07 February 2010

EUR/GBP : Re-visit

  • Had previously dismissed rather too casually the switching of short EUR risk to short GBP.
  • This is NOT about putting on a EUR/GBP trade; it is about deciding the better counter-currency to be long USD against. Positioning for a higher USD remains the central tenet of the core book.
  • EUR/GBP monthly (upper left) : Remains in an uptrend. Triangle consolidation now?
  • EUR/GBP weekly (lower left) : If triangle consolidation, then current level 0.8740 is nearer to the bottom edge of the perceived triangle than to the upper boundary. In which case, it makes sense to temporarily adopt a range trading mentality to try and buy this. Wherever the bottom edge ends up crystallizing, the one thing I am sure about is - if we break 0.8518 (monthly chart low) then all bets on the triangle are off.
  • EUR/USD (upper right) : Well advanced breakdown of the previous uptrend.
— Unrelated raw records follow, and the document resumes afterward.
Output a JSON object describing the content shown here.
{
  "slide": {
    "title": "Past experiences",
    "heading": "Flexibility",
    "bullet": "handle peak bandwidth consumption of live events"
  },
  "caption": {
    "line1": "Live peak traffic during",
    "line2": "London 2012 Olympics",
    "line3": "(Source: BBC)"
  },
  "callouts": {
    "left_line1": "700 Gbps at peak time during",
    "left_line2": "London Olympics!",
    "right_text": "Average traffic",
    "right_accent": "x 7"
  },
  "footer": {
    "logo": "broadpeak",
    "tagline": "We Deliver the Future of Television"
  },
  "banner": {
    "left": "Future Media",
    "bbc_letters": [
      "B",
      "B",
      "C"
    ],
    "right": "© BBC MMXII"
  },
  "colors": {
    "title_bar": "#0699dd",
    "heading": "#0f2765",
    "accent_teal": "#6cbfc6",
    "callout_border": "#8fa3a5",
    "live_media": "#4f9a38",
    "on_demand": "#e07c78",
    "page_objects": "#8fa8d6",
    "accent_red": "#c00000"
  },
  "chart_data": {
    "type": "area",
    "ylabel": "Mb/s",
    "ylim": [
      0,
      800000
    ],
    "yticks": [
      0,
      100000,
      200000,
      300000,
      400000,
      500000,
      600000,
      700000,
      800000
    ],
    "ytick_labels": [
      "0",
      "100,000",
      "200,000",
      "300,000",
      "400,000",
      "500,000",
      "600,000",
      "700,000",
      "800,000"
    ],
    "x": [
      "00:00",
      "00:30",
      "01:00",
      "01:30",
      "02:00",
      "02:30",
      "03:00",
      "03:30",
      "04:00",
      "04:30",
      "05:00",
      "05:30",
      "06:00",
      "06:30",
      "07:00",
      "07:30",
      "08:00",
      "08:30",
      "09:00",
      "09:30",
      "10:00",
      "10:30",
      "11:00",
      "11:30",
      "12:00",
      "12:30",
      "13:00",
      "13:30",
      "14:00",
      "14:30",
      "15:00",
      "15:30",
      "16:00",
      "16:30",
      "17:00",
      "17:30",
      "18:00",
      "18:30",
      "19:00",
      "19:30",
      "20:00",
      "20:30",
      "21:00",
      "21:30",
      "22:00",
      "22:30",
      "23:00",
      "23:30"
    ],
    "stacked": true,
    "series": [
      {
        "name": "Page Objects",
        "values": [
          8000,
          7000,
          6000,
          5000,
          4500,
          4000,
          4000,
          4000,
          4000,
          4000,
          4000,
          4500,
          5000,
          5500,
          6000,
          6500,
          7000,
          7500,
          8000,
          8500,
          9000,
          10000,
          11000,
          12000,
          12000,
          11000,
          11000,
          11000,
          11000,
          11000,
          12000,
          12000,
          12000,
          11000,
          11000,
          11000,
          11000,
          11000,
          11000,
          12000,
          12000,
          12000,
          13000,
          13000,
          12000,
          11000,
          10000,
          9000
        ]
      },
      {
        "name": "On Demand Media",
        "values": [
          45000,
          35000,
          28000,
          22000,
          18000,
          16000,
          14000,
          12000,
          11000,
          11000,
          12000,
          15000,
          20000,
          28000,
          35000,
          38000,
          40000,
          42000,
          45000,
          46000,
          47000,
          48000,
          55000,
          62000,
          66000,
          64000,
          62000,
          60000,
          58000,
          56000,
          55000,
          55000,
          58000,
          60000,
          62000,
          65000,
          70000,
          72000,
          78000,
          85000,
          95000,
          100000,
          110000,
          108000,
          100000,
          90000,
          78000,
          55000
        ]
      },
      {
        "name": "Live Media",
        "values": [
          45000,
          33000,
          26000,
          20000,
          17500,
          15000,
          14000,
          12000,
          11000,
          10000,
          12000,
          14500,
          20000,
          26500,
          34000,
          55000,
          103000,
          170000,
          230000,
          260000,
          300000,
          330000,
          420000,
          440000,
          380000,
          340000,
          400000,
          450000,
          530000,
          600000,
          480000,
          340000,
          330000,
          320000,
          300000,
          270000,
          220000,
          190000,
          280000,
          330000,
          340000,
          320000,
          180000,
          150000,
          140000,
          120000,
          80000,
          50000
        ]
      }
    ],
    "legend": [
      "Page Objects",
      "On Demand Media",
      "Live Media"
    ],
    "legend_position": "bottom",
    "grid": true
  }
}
We are currently off 8.9% [1.5024, 1.3682] from the most recent highest closing.
  • GBP/USD (lower right) : Fresh break only last week, but still, is already off a large-ish 6.4% [1.6719, 1.5655] from the recent closing peak.
  • Both EUR/USD and GBP/USD are bearish. Qualitative difference is that the GBP breakout is fresh; but the EUR downmove looks and feels like a 3rd wave, in which case you want to ride it for all it's worth. So - both desirable shorts.
  • Decision : 1. Maintain SAME overall level of desired long USD core book exposure. 2. Assume the EUR/GBP triangle interpretation is correct and we are nearer to bottom of triangle now. 3. Switch 50% of short EUR risk to short GBP now ie buy EUR/GBP around 0.8740 or lower. 4. Completely switch out of EUR into GBP only if EUR/GBP breaks 0.9013 on the topside (upper triangle boundary). 5. Feel really silly and unwind 3. if EUR/GBP breaks below 0.8518. (Just pray when this arise the GBP is an opportunity loss rather than actual negative).
  • [Long term GBP/DEM chart included here showing more obvious triangle consolidation within solid downtrend. Note how far current levels are below the time of Soros' v BOE.]